Check out the Net Worth Updates page to see how I’ve done in the past.

How did your December turn out?

15 thoughts to “Net Worth Update: December 2017”

  1. Ouch, that car payment is over 10% of your total monthly spending. I know it’s not super high for a car payment, but it’s definitely eating into your overall budget quite significantly.

    I also had that week off, and it’s amaxing how quickly those days went by. I’m ready for another week 😉

    1. I know… 😕 I wish I had the knowledge I have now and I would’ve bought a much cheaper car back when I first started so it’d be paid off by now!

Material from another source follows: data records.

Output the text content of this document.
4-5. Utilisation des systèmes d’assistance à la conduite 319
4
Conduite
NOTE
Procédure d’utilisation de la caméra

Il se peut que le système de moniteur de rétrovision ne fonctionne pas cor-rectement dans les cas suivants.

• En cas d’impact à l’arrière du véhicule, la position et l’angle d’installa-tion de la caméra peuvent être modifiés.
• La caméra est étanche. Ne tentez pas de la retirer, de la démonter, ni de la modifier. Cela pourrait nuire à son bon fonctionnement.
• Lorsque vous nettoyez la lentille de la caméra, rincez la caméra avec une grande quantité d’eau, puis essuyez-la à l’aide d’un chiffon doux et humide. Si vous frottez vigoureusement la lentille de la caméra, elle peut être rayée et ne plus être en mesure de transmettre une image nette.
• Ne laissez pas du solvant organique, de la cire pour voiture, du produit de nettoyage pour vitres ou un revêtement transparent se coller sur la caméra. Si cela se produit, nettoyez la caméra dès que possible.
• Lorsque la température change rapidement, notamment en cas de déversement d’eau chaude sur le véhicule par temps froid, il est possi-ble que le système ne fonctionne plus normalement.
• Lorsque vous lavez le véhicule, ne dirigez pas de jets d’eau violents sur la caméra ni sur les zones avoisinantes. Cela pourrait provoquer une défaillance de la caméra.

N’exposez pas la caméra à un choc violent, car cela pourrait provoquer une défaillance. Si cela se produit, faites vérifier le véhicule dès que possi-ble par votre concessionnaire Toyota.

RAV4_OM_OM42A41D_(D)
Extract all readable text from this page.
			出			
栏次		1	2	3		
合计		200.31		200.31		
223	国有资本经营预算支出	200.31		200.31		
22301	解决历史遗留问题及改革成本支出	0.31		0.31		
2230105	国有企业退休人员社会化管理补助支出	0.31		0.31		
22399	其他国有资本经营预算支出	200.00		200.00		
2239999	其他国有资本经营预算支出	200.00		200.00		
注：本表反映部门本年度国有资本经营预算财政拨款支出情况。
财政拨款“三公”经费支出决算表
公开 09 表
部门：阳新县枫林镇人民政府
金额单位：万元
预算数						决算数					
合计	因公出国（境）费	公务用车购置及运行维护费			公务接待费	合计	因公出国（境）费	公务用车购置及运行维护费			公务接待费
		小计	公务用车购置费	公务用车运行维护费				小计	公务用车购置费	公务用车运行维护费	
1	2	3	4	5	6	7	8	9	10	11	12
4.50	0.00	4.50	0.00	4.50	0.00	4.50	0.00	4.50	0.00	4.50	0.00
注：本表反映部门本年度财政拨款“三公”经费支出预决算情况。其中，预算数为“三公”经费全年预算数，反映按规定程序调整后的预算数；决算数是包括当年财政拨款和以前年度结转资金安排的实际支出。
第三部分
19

      Seriously though it was so nice! Sadly we bunch all our holidays at the end of the year so now that it’s over our next one isn’t until Memorial Day… 😔

    1. I know it’s so annoying.. That’s why I’m thinking of purchasing a cheap condo or something where I could live a few years to actually build up some equity, then rent it out after I eventually upgrade but I still need to figure it all out haha.

      Thank you though! I love how there are a bunch of DC neighborhoods that are very walkable and all unique in their own way.

    1. Thanks Jim! I just turned 26 and I’m looking to most likely purchase a place later this year. Potentially as a place live, but maybe as a rental.. I guess it’ll depend on what’s out there.

      Thanks for reading!

  2. You have a great rate on auto insurance for your age. I’m 4-5 years older than you with a good driving record and pay pretty much double what you do! I guess that’s highly dependent on where you live though, and I live in a state with notoriously high auto insurance rates (as well as taxes and cost of living…ugh!). That said, I’ve laid a good path towards FI.

    Looking forward to reading your blog as you add to it. Good stuff so far!

    1. Thanks Brian! You’ll see in my updated budget for 2018 next month, but believe it or not I just switched insurance companies and my rate is going to be even lower going forward! I suppose there are some good things about living in a HCOL area 😄

      Good luck on your path to FI and thanks for reading!